The Encyclicals, Speeches, and Apostolic Writings of Pope Paul VI (11 vols.)
by Paul VI
The Encyclicals, Speeches, and Apostolic Writings of Pope Paul VI collection (11 vols.) contains the most important writings of the Venerable Pope Paul VI. These huge volumes, compiled and built by Logos Bible Software, contain the Holy Father’s encyclicals, correspondence, constitutions, and speeches from 1963 to 1978. They aren’t available in this digitized chronological format anywhere else—nor in this quantity. Over 15 years of writings are contained here, spanning thousands of pages.
His seven encyclicals include the essential Humanae Vitae, the encyclical letter establishing doctrinal answers to the mounting questions of birth control, abortion, and the definition of human life. His apostolic constitutions and exhortations include Missale Romanum (clarifying the use of the New Roman Missal according to the definitions of Vatican II) and Sacram Unctione Infirmorum (a clarification on Vatican II’s statements on the sacrament of the anointing of the sick). Over 100 such apostolic constitutions and exhortations are gathered into this collection.
These massive volumes also include 15 years of Pope Paul VI’s letters and correspondences to bishops, archbishops, cardinals, and world leaders, his public speeches, and his documents issued motu proprio—apostolic letters regarded as official documents, which carry administrative or instructional purposes. Less formal than an apostolic constitution, a motu proprio is an official statement that enacts only minor changes to law, procedure, or persons and institutions.
Having these volumes in Logos’ format brings immense value to your sermon or homily writing or small-group study. Search for any of the Holy Father’s radio messages during his 15 years of preaching and teaching. Or search his letters and apostolic constitutions for specific topics, such as celibacy or charity.
- Pope Paul VI’s major writings: his encyclicals, apostolic constitutions, exhortations, and documents issued motu proprio
- Letters from the pope to his cardinals and bishops and to world leaders
- Speeches from his world travels and radio messages
- Apostolic Constitutions
- Apostolic Exhortations
- Apostolic Letters
- Motu Proprio
- Speeches, vol. 1
- Speeches, vol. 2
- Speeches, vol. 3
- Writings Associated with the Apostolic Journeys
- Title: Encyclicals, Speeches, and Apostolic Writings of Pope Paul VI
- Author: Pope Paul VI
- Publisher: Libreria Editrice Vaticana
- Volumes: 11
About the Author
Paul VI (Giovanni Battista Enrico Antonia Maria Montini) (1897–1978) was elected pope after the death of Pope John XXIII, whose untimely death brought the Second Vatican Council to a standstill. Pope Paul VI continued the Second Vatican Council, bringing it to conclusion, and instituting through it the biggest changes to the Catholic Church since the Council of Trent 400 years prior.

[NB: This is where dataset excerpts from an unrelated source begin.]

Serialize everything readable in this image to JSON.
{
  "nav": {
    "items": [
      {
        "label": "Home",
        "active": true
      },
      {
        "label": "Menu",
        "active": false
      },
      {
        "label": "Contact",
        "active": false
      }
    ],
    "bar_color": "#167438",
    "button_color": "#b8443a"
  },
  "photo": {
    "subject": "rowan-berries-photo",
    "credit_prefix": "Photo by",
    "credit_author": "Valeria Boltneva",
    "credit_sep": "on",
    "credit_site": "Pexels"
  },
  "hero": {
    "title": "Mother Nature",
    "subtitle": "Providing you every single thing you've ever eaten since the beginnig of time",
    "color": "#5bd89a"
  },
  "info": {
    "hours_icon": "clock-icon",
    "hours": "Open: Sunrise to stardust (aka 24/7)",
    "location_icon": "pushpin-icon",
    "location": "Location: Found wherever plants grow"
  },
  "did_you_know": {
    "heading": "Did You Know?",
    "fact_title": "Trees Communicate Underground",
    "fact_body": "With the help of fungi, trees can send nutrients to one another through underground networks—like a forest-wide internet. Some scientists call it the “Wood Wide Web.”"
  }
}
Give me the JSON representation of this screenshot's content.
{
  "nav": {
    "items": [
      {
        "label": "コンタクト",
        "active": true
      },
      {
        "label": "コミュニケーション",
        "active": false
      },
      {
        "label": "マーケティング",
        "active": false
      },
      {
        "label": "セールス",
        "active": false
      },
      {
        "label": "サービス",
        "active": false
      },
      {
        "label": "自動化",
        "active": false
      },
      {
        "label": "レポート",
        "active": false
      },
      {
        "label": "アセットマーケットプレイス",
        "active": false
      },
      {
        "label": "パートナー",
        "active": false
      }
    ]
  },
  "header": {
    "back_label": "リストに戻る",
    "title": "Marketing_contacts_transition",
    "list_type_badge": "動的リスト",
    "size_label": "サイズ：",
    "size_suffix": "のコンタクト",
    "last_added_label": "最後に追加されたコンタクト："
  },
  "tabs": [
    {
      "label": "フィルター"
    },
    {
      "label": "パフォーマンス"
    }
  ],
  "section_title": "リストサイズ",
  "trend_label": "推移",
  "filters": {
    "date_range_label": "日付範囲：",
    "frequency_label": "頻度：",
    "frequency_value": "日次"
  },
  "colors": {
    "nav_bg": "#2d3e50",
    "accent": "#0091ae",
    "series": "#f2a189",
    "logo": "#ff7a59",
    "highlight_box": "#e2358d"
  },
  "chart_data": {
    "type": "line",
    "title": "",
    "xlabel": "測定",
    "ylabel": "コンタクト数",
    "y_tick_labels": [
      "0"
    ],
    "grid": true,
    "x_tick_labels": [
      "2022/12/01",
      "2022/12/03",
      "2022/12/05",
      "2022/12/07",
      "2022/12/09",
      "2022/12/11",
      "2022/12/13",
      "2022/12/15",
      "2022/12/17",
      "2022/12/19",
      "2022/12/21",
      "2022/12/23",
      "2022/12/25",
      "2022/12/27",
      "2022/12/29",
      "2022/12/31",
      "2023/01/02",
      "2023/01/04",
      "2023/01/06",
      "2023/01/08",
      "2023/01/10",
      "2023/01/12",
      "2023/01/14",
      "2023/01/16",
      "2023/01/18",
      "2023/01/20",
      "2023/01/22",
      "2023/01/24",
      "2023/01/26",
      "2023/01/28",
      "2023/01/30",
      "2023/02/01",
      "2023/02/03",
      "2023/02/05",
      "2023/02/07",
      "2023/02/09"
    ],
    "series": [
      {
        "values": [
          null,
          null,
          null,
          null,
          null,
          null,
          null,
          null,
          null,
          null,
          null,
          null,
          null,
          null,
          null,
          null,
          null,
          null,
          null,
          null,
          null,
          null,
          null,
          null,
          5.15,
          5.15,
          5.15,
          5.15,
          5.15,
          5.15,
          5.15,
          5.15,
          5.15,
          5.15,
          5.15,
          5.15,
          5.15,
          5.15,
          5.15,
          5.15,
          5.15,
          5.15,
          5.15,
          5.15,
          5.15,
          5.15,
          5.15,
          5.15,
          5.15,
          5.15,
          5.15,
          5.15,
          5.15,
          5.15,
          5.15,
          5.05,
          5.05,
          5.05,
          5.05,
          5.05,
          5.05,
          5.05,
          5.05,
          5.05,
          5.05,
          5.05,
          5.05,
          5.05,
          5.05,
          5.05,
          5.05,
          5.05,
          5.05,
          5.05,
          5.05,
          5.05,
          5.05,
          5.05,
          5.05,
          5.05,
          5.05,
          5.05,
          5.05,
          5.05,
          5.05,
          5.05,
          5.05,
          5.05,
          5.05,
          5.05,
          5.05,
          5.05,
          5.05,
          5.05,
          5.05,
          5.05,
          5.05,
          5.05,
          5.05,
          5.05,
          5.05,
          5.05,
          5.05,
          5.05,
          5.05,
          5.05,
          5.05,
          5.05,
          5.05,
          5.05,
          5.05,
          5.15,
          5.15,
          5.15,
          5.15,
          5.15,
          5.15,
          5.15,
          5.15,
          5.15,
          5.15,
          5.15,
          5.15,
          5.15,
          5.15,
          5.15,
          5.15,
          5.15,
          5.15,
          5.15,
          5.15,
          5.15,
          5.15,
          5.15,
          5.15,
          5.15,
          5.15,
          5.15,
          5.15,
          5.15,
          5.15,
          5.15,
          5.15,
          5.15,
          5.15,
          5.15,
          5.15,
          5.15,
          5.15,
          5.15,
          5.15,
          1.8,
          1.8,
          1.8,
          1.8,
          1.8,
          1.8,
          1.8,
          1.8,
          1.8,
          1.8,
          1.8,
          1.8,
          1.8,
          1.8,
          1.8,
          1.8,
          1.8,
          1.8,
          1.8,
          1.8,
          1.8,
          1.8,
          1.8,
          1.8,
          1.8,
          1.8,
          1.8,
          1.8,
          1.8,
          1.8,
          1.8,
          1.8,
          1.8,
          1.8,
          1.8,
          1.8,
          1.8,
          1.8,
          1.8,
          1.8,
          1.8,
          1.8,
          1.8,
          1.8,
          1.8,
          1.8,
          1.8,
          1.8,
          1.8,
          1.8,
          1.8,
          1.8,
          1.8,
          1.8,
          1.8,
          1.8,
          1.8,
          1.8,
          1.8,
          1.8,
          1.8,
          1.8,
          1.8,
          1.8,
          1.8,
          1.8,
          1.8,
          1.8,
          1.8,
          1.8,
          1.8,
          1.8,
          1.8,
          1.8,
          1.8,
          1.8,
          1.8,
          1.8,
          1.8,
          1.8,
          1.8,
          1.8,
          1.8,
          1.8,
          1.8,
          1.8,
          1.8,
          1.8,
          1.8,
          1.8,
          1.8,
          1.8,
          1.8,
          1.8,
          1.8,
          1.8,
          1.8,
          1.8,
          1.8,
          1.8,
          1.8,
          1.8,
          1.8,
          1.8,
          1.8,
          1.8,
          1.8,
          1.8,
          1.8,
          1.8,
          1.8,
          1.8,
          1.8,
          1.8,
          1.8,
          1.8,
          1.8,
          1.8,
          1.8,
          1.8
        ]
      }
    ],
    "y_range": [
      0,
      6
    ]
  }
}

Giovanni Montini was born in the village of Concesio, Lombardy. His father was a laywer, a journalist, the director of the Catholic Action, and a member of the Italian Parliament. Montini attended a Jesuit school since his early childhood and was frequently a sickly child. In 1916, he entered the seminary to become a priest. After ordination in 1920, he studied at the Gregorian University, the University of Rome La Sapienza, and at the Accademia dei Nobili Ecclesiastici; despite already having his doctorate in canon law from Milan.
Largely due to his organizational skills and vast knowledge, his religious career was strongly centered on papal service. He directly served Pope Pius XII as the Vatican’s Secretariat of State from 1922 to 1954. During World War II, he formed the Pontificia Commissione di Assistenza to provide shelter, food, and aid to the refugees of war. In 1954, Montini was made the Archbishop of Milan, and in 1958, immediately after Pope John XXIII was named pope, Montini was brought to the cardinalate.
When Pope John XXIII died in 1963, Cardinal Montini was elected pope and took the name Paul VI. As pope, he did away with much of the regal display of the papacy, a trend continued by his immediate successors. He reopened the Second Vatican Council, which had closed with the death of Pope John XXIII, and brought out of it a deeper and more thorough understanding of the Church’s understanding of itself.
Pope Paul VI passed away in 1978 at the papal summer residence in Castel Gandolfo after suffering a massive heart attack. The cause for his beatification was opened by Pope John Paul II in 1993, and, in December 2012, he was declared “Venerable” by Pope Benedict XVI.